Kaleran poursuivit sans attendre le silence.
« Vos emplois du temps pour les prochains jours seront bientôt livrés dans vos suites. Consultations d’étiquette, et répétition du banquet officiel sont inclus. Vous êtes censés assister à tous les événements programmés, sauf exemption directe d’un instructeur ou d’un officier supérieur. »
Son regard resta suspendu assez longtemps pour laisser entendre qu’il considérait comme un acte de trahison le fait de manquer une seule minute.
Puis son ton changea — légèrement.
« Il y a une autre question, » ajouta-t-il, jetant brièvement un coup d’œil à Lucavion, puis revenant au groupe. « Entretiens avec les sponsors. »
L’atmosphère se fit un peu plus légère.
Kaleran continua, sa voix douce, professionnelle. « Si vous souhaitez rencontrer l’une des maisons nobles, factions ou mécènes indépendants qui ont manifesté leur intérêt à vous soutenir, vous pouvez soumettre votre demande via le Conducteur de Résonance dans votre suite. Les rencontres seront programmées pour demain et après-demain. »

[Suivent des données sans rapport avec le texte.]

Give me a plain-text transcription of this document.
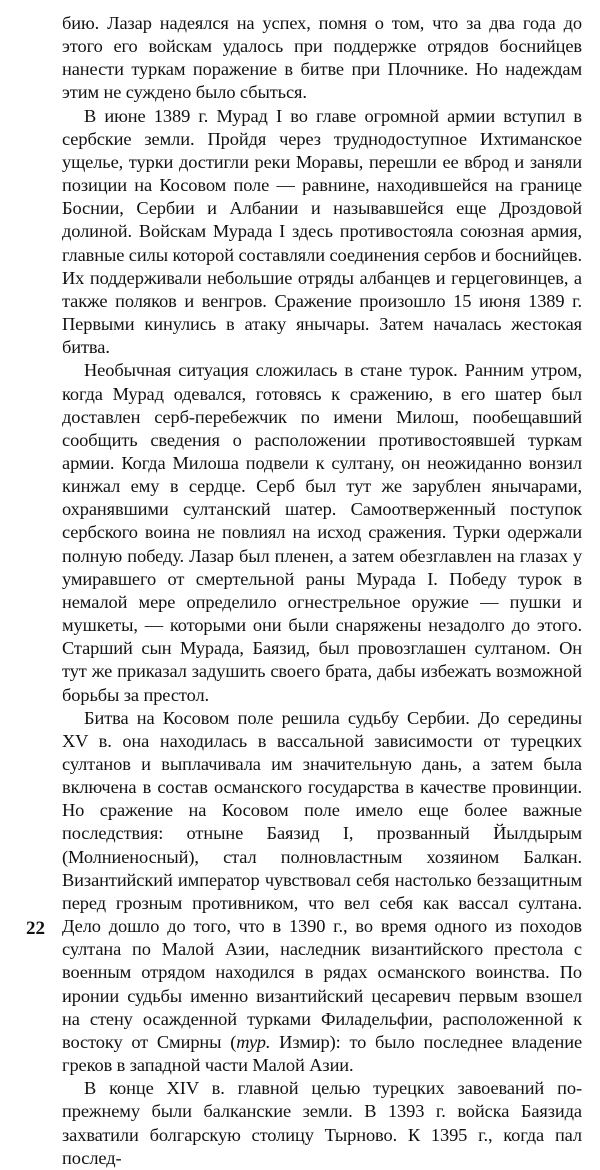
бию. Лазар надеялся на успех, помня о том, что за два года до этого его войскам удалось при поддержке отрядов боснийцев нанести туркам поражение в битве при Плочнике. Но надеждам этим не суждено было сбыться.

В июне 1389 г. Мурад I во главе огромной армии вступил в сербские земли. Пройдя через труднодоступное Ихтиманское ущелье, турки достигли реки Моравы, перешли ее вброд и заняли позиции на Косовом поле — равнине, находившейся на границе Боснии, Сербии и Албании и называвшейся еще Дроздовой долиной. Войскам Мурада I здесь противостояла союзная армия, главные силы которой составляли соединения сербов и боснийцев. Их поддерживали небольшие отряды албанцев и герцеговинцев, а также поляков и венгров. Сражение произошло 15 июня 1389 г. Первыми кинулись в атаку янычары. Затем началась жестокая битва.

Необычная ситуация сложилась в стане турок. Ранним утром, когда Мурад одевался, готовясь к сражению, в его шатер был доставлен серб-перебежчик по имени Милош, пообещавший сообщить сведения о расположении противостоявшей туркам армии. Когда Милоша подвели к султану, он неожиданно вонзил кинжал ему в сердце. Серб был тут же зарублен янычарами, охранявшими султанский шатер. Самоотверженный поступок сербского воина не повлиял на исход сражения. Турки одержали полную победу. Лазар был пленен, а затем обезглавлен на глазах у умиравшего от смертельной раны Мурада I. Победу турок в немалой мере определило огнестрельное оружие — пушки и мушкеты, — которыми они были снаряжены незадолго до этого. Старший сын Мурада, Баязид, был провозглашен султаном. Он тут же приказал задушить своего брата, дабы избежать возможной борьбы за престол.

Битва на Косовом поле решила судьбу Сербии. До середины XV в. она находилась в вассальной зависимости от турецких султанов и выплачивала им значительную дань, а затем была включена в состав османского государства в качестве провинции. Но сражение на Косовом поле имело еще более важные последствия: отныне Баязид I, прозванный Йылдырым (Молниеносный), стал полновластным хозяином Балкан. Византийский император чувствовал себя настолько беззащитным перед грозным противником, что вел себя как вассал султана. Дело дошло до того, что в 1390 г., во время одного из походов султана по Малой Азии, наследник византийского престола с военным отрядом находился в рядах османского воинства. По иронии судьбы именно византийский цесаревич первым взошел на стену осажденной турками Филадельфии, расположенной к востоку от Смирны (тур. Измир): то было последнее владение греков в западной части Малой Азии.

В конце XIV в. главной целью турецких завоеваний по-прежнему были балканские земли. В 1393 г. войска Баязида захватили болгарскую столицу Тырново. К 1395 г., когда пал послед-

22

Lucavion ne cligna pas des yeux. Mais il sentit déjà le poids invisible tenter de s’abattre sur lui.
« Ce soir, » poursuivit Kaleran, « la liste officielle des premiers sponsors sera finalisée. Chacun de vous pourra examiner les offres envoyées à votre nom et accepter, refuser ou différer selon votre choix. »
Il jeta un regard autour de la pièce — puis, inévitablement, ses yeux se posèrent à nouveau sur Lucavion.
« Bien que certains d’entre vous, » dit-il, avec une pointe de sécheresse, « auront probablement plusieurs dizaines d’offres à examiner. »
Lucavion cligna lentement, presque innocemment. « Est-ce inhabituel ? »
La bouche de Kaleran se contracta d’un léger mouvement. « Rarissime. Mais pas impossible. »
Toven se pencha vers Elayne et murmura : « Il a déjà des nobles qui se bousculent, non ? »
Mireilla ne répondit pas. Mais le regard qu’elle lança à Lucavion n’était pas tout à fait de l’irritation.
Pas tout à fait de l’admiration non plus.
Juste la reconnaissance de quelqu’un qui voyait à quelle vitesse les marées changeaient — et à quel point il se mouvait déjà avec elles.
Kaleran se tourna vers la porte, la discussion étant clairement terminée. « Vous êtes libérés pour l’après-midi. Utilisez votre temps judicieusement. »
Il s’arrêta à la porte, puis jeta un dernier coup d’œil — ses yeux croisant une fois de plus ceux de Lucavion, mais ses mots étaient pour tous.
« Le monde vous regarde maintenant. »
Puis il disparut.
Laissant derrière lui le silence — et le son des choix qui commencent déjà à murmurer.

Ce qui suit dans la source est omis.